WANG: Yes, that’s one of the biggest challenges today. Many of the questions so far have been addressed by focusing on local circuits. But decision-making involves so many processes carried out in different parts of the brain that you have to look at how these different parts do different computations in a coordinated way. There are no good theories about the operation of a larger-scale brain system with many interactive modules. That’s going to be one of the big questions people are going to try to address in the next 10 years or more.
LEE: We’re finding that very different functions, like memory and perception and motor control, are not handled separately in the brain. There’s a lot of overlap. That makes it more important for us to try to figure out how these anatomical structures in the brain coordinate their activity and work together.
TKF: In physics, there is a pursuit to identify simple, universal laws of nature. Do you think this is possible in neuroscience--to find some underlying simplicity to all the complexity?

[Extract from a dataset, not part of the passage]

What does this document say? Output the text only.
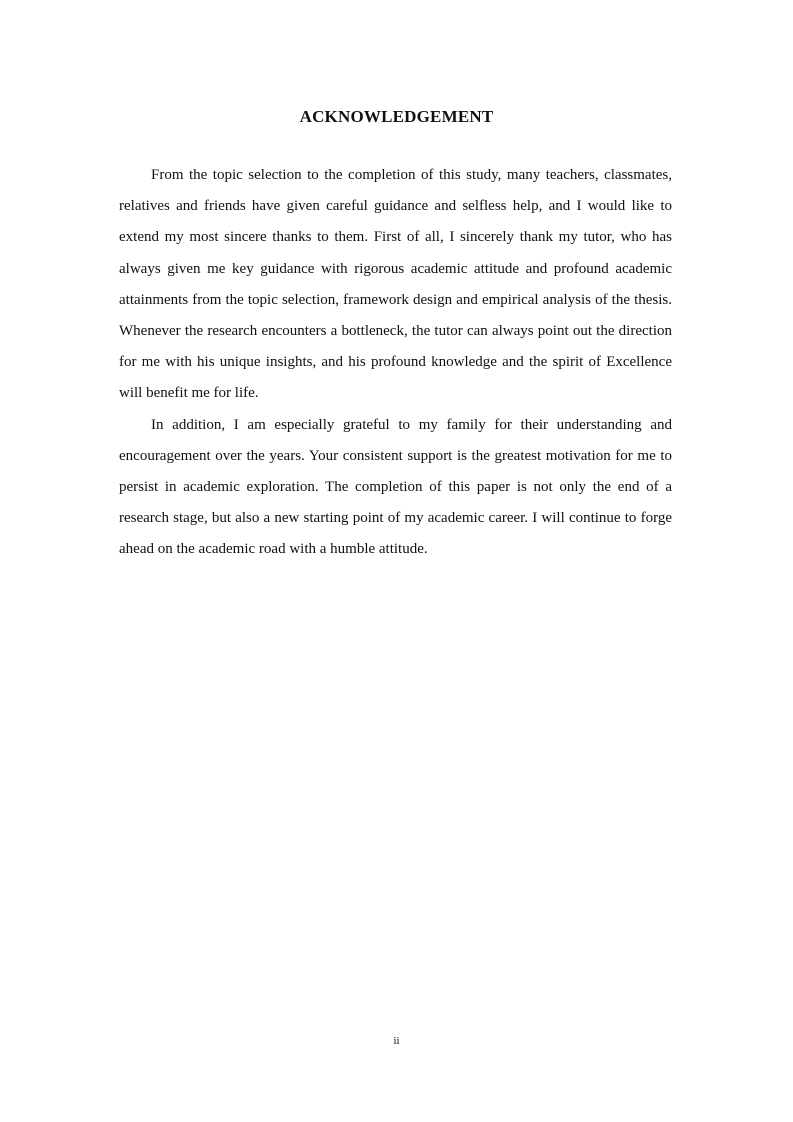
ACKNOWLEDGEMENT

From the topic selection to the completion of this study, many teachers, classmates, relatives and friends have given careful guidance and selfless help, and I would like to extend my most sincere thanks to them. First of all, I sincerely thank my tutor, who has always given me key guidance with rigorous academic attitude and profound academic attainments from the topic selection, framework design and empirical analysis of the thesis. Whenever the research encounters a bottleneck, the tutor can always point out the direction for me with his unique insights, and his profound knowledge and the spirit of Excellence will benefit me for life.

In addition, I am especially grateful to my family for their understanding and encouragement over the years. Your consistent support is the greatest motivation for me to persist in academic exploration. The completion of this paper is not only the end of a research stage, but also a new starting point of my academic career. I will continue to forge ahead on the academic road with a humble attitude.

ii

WANG: It comes back to the notion of building blocks. The hope is that if we can understand, with our magnifying lens, the mechanisms for some very important basic computations, such as how neuronal circuits accumulate and value information about different choices, then this understanding will become the basic building blocks that we can put together to explain all kinds of possible complex thinking and behaviors. In my lab we are currently putting those things together in a larger-scale brain circuitry model to explain how your brain switches from task to task, which is rather complex and involves a number of different processes. We and other researchers in the field are testing the idea that when you put those building blocks together in a circuit, you may be able to explain more complex behavior. That’s the hope.
SALZMAN: Another one of the real challenges in terms of understanding how the brain makes decisions about new situations is figuring out how the brain represents them. Our brains are not big enough to represent every situation that we might possibly encounter. It’s a very fundamental question we are going to have to answer in order to put the whole puzzle together.

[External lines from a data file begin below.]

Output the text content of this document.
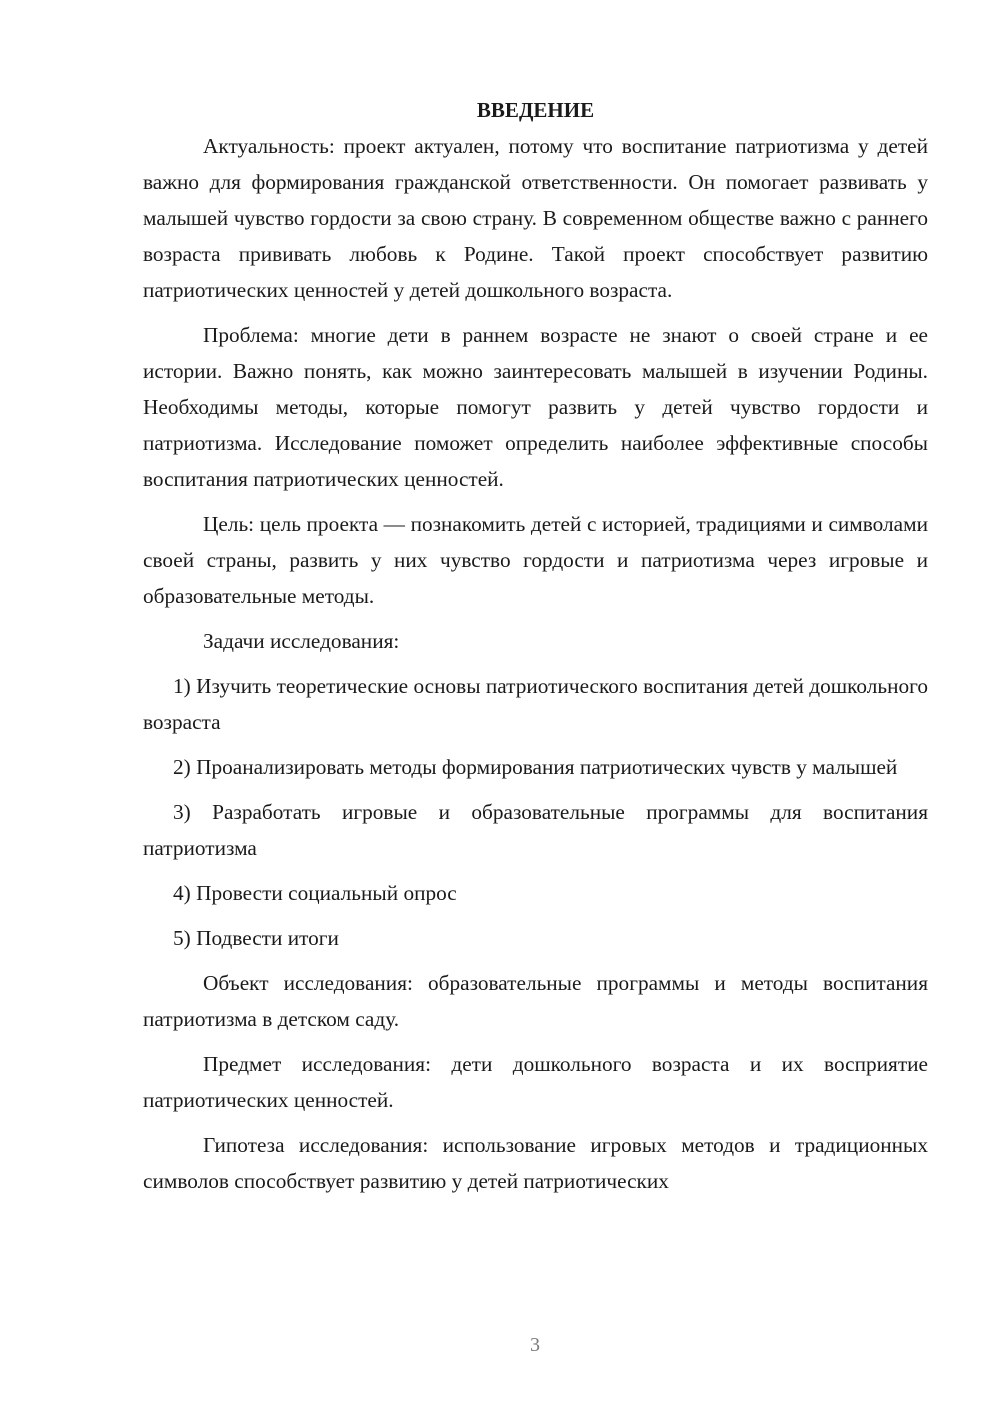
ВВЕДЕНИЕ

Актуальность: проект актуален, потому что воспитание патриотизма у детей важно для формирования гражданской ответственности. Он помогает развивать у малышей чувство гордости за свою страну. В современном обществе важно с раннего возраста прививать любовь к Родине. Такой проект способствует развитию патриотических ценностей у детей дошкольного возраста.

Проблема: многие дети в раннем возрасте не знают о своей стране и ее истории. Важно понять, как можно заинтересовать малышей в изучении Родины. Необходимы методы, которые помогут развить у детей чувство гордости и патриотизма. Исследование поможет определить наиболее эффективные способы воспитания патриотических ценностей.

Цель: цель проекта — познакомить детей с историей, традициями и символами своей страны, развить у них чувство гордости и патриотизма через игровые и образовательные методы.

Задачи исследования:

1) Изучить теоретические основы патриотического воспитания детей дошкольного возраста

2) Проанализировать методы формирования патриотических чувств у малышей

3) Разработать игровые и образовательные программы для воспитания патриотизма

4) Провести социальный опрос

5) Подвести итоги

Объект исследования: образовательные программы и методы воспитания патриотизма в детском саду.

Предмет исследования: дети дошкольного возраста и их восприятие патриотических ценностей.

Гипотеза исследования: использование игровых методов и традиционных символов способствует развитию у детей патриотических

3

TKF: So what do you envision as the practical applications of this research?
LEE: The most immediate one is to understand the biological basis of mental disorders.
SALZMAN: We really don’t understand at a systemic level how psychiatric disorders result from dysfunction of neural circuits that affect decision-making. We also don’t understand how psychiatric treatments work -- how they change neural activity in the brain. The reason we know almost nothing about this is because we really don’t know in detail enough about how those neural circuits work normally. It’s like bringing your car to a car mechanic and the mechanic doesn’t know how the car works normally, so how can he fix your car? Some people interested in psychiatric disorders will do more clinically oriented research, and that’s because you can make contributions to understanding what is the better treatment for patients right now. But if you are asking what will be the better treatment in 20, 40 or 100 years, those treatments are only going to arise if we come up with a better understanding of about how cognition and emotion work and interact in the brain to produce things like decisions, because then we can begin to understand how they become dysfunctional. That kind of long-term investment in the basic science of the brain is going to be key to figuring out a wide range of psychiatric disorders.